John Glenn credits his celebrated return to orbit at age 77 to
daily exercise, including a two-mile power walk.

Now, brain researchers finally are catching up with senior
pedestrians.

A new study suggests that taking an invigorating walk gives older
people's brains a good workout, boosting memory and sharpening
judgment.

Anaerobic exercise - stretching and weightlifting - did not
produce similar cognitive improvements.
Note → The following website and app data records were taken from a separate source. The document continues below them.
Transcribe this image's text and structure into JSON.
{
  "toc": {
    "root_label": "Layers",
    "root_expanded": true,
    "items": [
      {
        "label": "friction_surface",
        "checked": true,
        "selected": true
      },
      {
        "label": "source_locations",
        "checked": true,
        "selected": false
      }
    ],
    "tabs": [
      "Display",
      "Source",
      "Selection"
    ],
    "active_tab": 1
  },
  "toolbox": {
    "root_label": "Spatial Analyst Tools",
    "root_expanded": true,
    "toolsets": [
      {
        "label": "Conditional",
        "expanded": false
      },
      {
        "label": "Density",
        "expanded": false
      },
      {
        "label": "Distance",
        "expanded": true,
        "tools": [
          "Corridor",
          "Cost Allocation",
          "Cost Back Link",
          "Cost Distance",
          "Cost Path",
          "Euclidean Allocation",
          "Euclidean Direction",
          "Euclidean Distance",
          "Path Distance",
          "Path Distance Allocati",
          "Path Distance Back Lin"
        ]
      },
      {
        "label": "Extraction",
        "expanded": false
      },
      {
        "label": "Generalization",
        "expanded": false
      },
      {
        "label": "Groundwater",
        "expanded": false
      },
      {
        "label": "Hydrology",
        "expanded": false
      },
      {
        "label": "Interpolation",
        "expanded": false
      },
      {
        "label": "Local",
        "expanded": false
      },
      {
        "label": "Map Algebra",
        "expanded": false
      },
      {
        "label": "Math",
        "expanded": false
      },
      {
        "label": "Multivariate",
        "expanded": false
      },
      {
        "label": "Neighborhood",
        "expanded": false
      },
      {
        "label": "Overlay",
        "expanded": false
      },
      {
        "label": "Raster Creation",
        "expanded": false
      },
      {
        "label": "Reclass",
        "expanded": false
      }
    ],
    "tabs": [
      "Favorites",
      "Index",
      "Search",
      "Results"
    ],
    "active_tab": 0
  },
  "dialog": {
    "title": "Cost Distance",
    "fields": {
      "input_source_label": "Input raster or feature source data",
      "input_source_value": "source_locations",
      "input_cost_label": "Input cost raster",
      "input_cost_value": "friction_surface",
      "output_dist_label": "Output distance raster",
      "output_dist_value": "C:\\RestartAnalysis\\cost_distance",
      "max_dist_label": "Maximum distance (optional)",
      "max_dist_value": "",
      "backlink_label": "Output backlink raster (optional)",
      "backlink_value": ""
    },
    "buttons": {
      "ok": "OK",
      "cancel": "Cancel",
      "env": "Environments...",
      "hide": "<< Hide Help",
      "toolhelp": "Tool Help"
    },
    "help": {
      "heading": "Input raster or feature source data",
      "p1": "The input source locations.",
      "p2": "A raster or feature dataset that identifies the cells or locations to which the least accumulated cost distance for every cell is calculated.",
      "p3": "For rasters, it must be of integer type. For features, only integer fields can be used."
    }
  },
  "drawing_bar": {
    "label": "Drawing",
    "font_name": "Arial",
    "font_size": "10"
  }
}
The experiment was
conducted at the University of Illinois and reported in Thursday's
issue of the journal Nature.

The mental benefits of walking were especially significant,
researchers said, because the senior citizens had not exercised
regularly before joining the study.

"People who have chosen a lifetime of relative inactivity can
benefit mentally from improved aerobic fitness," said the study's
lead author, cognitive neuroscientist Arthur Kramer. "It's never
too late."

Researchers recruited 124 sedentary men and women ages 60 to 75.
They were randomly assigned to either a walking program or an
anaerobic regimen of stretching and muscle-toning.

The experiment lasted six months. Walkers eventually were
completing an hour-long loop around the university's
Urbana-Champaign campus three times a week.
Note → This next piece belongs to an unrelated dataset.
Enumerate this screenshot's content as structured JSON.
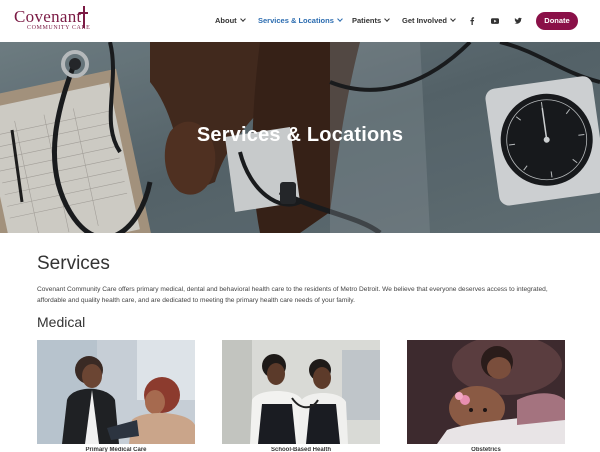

Kramer and others administered a variety of simple tests to gauge
the participants' ability to plan, establish schedules, make and
remember choices and rapidly reconsider them if circumstances
changed.

Neurologists call these brain functions "executive control
processes" because they help a person live independently. They are
controlled in the brain's frontal and prefrontal lobes.

"These areas of the brain decline the earliest with aging," Kramer
said. "So executive control is more severely affected by the
normal aging process than other brain functions."

Among other things, participants were shown alternating letters
and numbers, and asked to quickly determine between vowels and
consonants, and odd and even numbers. The exercise is known as
task switching.

The walkers' ability to switch tasks improved by 25 percent, while
the non-walkers' showed little improvement.

Previous studies have shown that regular exercise may reduce the
risk of developing Alzheimer's disease later in life, possibly
because exercise enhances the production of certain hormones and
other protective compounds in the brain.

But those studies involved only people with long-term exercise
habits. And Alzheimer's involves the death of brain cells, which
is different from more generalized memory lapses that frequently
accompany aging.

Experts who reviewed the Illinois study said it is not clear how
walking might stimulate memory and planning ability.

"It might just be more a function of people in the study
interacting with other people," said William Thies of the
Alzheimer's Association. "Being isolated is bad for your health
and bad for your day-to-day functioning."

Answering that question is the goal of the Illinois experiment's
second phase, which began this week. Researchers are taking
magnetic resonance images of participants' brains to see if there
is enhanced blood flow in their executive control centers and if
it corresponds to the walkers' improved test performance.